Frankreich hat seinen gundsätzlichen Widerstand gegen die Freihandelszone aufgegeben. Auf der anderen Seite des grünen Tisches in Paris hat sich auch der britische Unterhändler zu einer flexibleren Haltung entschlossen. Es steht jetzt fest, daß weder de Gaulle noch Macmillan eine handelspolitische Zerreißprobe in der "Entente Cordiale" wagen wollen. Die Freihandelszone wird wahrscheinlich Zustandekommen. (Vgl. den nebenstehenden Bericht aus Paris.)
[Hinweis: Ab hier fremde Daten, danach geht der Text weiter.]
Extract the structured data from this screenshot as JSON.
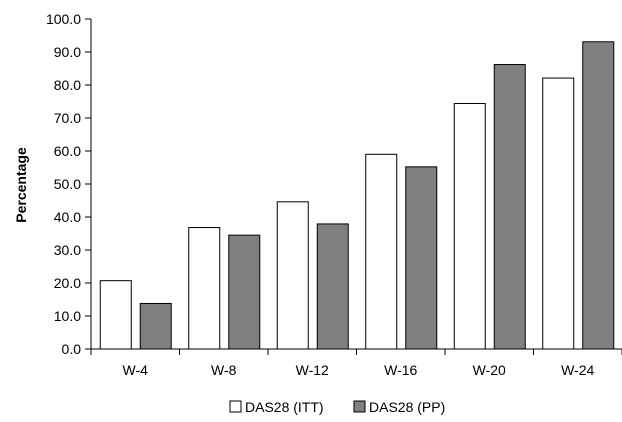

Wann und in welcher Gestalt das Projekt das Licht der Welt erblicken wird, ist weniger klar. Geplant ist ein Kompromiß. Seine Bedeutung geht aus den Spielregeln der Freihandelszone hervor. Die 17 Mitgliedsländer der OEEC wollen zwar, wie die sechs "Kernländer" des Gemeinsamen Marktes, im gegenseitigen Handel schließlich alle Zölle abschaffen. Im Unterschied zur Regelung im Gemeinsamen Markt sollen aber die Mitglieder der Freihandelszone, welche nicht der "Sechser-Gemeinschaft" angehören, ihre Zölle auf Importe aus der übrigen Welt weiterhin nach nationalem Gutdünken gestalten können. Diese, mangelnde Harmonisierung der Außenzölle in der Freihandelszone bringt die Gefahr der Handelsverlagerung mit sich: Güter aus Übersee könnten zunächst in ein Niedertarifland der Freihandelszone importiert und aus diesem – zollfrei – in ein Land mit höheren Zöllen re-exportiert werden.

Verschiedene Verfahren sind bisher vorgeschlagen worden, die eine solche Verlagerung verhindern sollen. Der Ministerrat der EWG hat nun einen Kompromiß zwischen diesen Methoden vorgeschlagen. Je nach dem Sektor der Volkswirtschaften sollen entweder: 1. die Ursprungskontrolle, 2. der "Carli-Plan" oder 3. die Zollharmonisierung angewandt werden.

Die Ursprungskontrolle entspricht den bisherigen britischen Vorschlägen. Gemäß diesem System muß im Handel zwischen den Mitgliedern der Freihandelszone der Wertanteil der gehandelten Ware ermittelt werden, der auf Rohstoffe und Halbfabrikate entfällt, die nicht aus der Freihandelszone stammen. Diese Quote wird im Importland, das die Ware aus einem Zonen-Partnerland bezieht, mit einem Zollsatz belastet, der gleich der Differenz zwischen den nationalen Zollsätzen in den beiden Ländern ist. Wegen seiner Kompliziertheit ist diese Methode für einige Sektoren ungeeignet.

Nach dem Plan des italienischen Handelsministers Guido Carli sollen dagegen die nationalen Zolltarife in der Freihandelszone einander so weit als möglich angenähert werden. Die Mitgliedländer haben sich auf eine maximale Differenz-Marge zu einigen, in der sich die nationalen Zollsätze bewegen dürfen. Zwischen den Ländern, deren Zölle sich innerhalb dieser Marge halten, sollen auch Güter aus der Außenwelt zollfrei gehandelt werden. Wenn die Zollsätze bestimmter Güter diesen Spielraum dagegen überschreiten, so können im Binnenhandel der Freihandelszone Ausgleichsabgaben erhoben werden. Der italienische Plan soll also die Harmonisierung der nationalen Zölle fördern. Den Mitgliedern der Freihandelszone wird zwar eine autonome Zollpolitik nicht verboten, wohl aber würde deren wirtschaftlicher Reiz vor allem in den Niedertarifländern vermindert.

Ausgleichsabgaben und Ursprungszeugnisse würden bei einer vollständigen Harmonisierung der Außenzölle der gesamten Freihandelszone dahinfallen. Da die Harmonisierung auf dem Niveau des gemeinsamen Zolltarifs der EWG stattfinden müßte, können sich aber die traditionellen Niedertarifländer (ganz abgesehen vom Sonderfall England) dazu nicht bereit finden. Alle drei Methoden werden deshalb in der Freihandelszone angewandt werden müssen. Sie wird dadurch allerdings zu einem Gebilde, das nur noch dem Spezialisten zugänglich ist. J. S.